By this time I had a cheap knock-off Walkman, and I spent hours circling the neighborhood writing songs over these tapes.

 
Photograph of a Sony Walkman and a blue walkman carrying case.

John’s Walkman and carrying case from the early 80s.

Another gift that came with the advent of the cassette was you could tape your own gigs and listen back to them without having to drag around a heavy reel to reel.

Thank you, Dr. Ottens!

Like I said, good cassettes were expensive in ’70s money, so we would re-use the gig tapes. And I’m guilty of burning a lot of live tapes because I hated my singing. I wish I had some of them now. You think certain eras of your life will last forever. Oh, if we were more like the Grateful Dead and saved every live tape…there would be some amazing stuff there. But maybe those days live much better in memory.

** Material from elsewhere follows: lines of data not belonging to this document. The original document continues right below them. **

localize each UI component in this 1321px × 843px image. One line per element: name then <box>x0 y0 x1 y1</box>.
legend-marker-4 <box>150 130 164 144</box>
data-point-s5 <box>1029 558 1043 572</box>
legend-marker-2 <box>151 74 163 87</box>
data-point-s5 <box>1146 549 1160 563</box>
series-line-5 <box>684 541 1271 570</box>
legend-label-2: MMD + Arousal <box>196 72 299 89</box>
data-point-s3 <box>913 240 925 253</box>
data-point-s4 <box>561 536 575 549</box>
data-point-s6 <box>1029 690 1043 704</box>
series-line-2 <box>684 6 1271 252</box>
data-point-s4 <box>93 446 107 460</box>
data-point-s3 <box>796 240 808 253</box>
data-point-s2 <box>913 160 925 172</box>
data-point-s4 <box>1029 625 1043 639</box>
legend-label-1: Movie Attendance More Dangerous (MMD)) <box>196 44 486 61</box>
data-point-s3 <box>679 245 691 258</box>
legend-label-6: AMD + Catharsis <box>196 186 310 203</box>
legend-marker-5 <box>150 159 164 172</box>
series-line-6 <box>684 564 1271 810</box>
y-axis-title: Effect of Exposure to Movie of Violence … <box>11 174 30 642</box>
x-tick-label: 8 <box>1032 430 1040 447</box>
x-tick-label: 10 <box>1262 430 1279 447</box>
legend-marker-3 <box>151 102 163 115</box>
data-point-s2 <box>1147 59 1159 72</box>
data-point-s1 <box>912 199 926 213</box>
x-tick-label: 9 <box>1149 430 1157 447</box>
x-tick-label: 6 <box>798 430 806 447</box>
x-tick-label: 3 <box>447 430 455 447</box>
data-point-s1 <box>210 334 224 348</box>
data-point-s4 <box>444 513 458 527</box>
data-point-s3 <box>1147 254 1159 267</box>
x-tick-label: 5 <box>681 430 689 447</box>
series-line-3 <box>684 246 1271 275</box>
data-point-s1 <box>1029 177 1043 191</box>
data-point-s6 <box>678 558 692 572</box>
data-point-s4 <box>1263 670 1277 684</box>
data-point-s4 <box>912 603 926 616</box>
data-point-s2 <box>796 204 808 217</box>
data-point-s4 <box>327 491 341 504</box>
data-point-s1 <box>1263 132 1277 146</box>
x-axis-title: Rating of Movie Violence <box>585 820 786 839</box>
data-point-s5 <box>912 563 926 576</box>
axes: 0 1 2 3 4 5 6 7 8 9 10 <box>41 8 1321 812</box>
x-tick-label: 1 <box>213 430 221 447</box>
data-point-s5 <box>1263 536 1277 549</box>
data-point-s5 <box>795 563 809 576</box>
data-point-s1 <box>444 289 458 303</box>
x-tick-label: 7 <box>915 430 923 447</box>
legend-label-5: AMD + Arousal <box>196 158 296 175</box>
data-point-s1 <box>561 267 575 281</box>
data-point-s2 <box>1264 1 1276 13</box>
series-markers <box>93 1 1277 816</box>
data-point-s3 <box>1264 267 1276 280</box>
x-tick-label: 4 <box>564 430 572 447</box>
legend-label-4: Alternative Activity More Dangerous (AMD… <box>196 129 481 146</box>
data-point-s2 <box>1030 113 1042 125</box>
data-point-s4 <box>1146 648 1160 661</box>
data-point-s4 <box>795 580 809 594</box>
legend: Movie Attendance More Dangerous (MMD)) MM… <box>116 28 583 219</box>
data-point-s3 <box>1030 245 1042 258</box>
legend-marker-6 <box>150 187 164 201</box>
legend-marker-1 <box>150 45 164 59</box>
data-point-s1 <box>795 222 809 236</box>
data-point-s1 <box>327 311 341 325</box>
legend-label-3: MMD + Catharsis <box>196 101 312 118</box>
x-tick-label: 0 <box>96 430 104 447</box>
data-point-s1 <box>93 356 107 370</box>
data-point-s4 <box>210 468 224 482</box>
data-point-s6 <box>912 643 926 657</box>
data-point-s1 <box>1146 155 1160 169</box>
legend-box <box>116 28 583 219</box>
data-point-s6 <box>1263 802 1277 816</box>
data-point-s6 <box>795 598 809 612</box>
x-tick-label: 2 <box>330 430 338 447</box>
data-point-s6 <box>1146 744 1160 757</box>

In Portland at that time, R&B records were, to quote Bob Dylan, “as rare as hen’s teeth.” The Classic four-horn NU SHOOZ band of 1980-82 was on fire in the clubs, and I was desperate for material. In addition to the absence of R&B records, Portland had zero R&B radio!

I grew up in San Pedro, California, listening to the Black AM station KGFJ 1230. My mother still lived down there, so whenever I visited her, I would tape the radio. I still have those tapes from 42 years ago. Talk about time travel!

I could go on and on about the impact of the Cassette on our musical lives. Our rehearsal tape deck, named the ‘Wilmalator,’ is immortalized on the 1981 NU SHOOZ t-shirt. Sadly, the machine itself is now just a memory.

 
Image used for the Nu Shooz T-Shirt with big bold capitalized yellow neon letters that spell Nu Shooz and a Sanyo boombox underneath.

The Wilmalator graphic.

We recommend the CASSETTE documentary. The story is fascinating: a small group of Dutch engineers who changed our lives forever.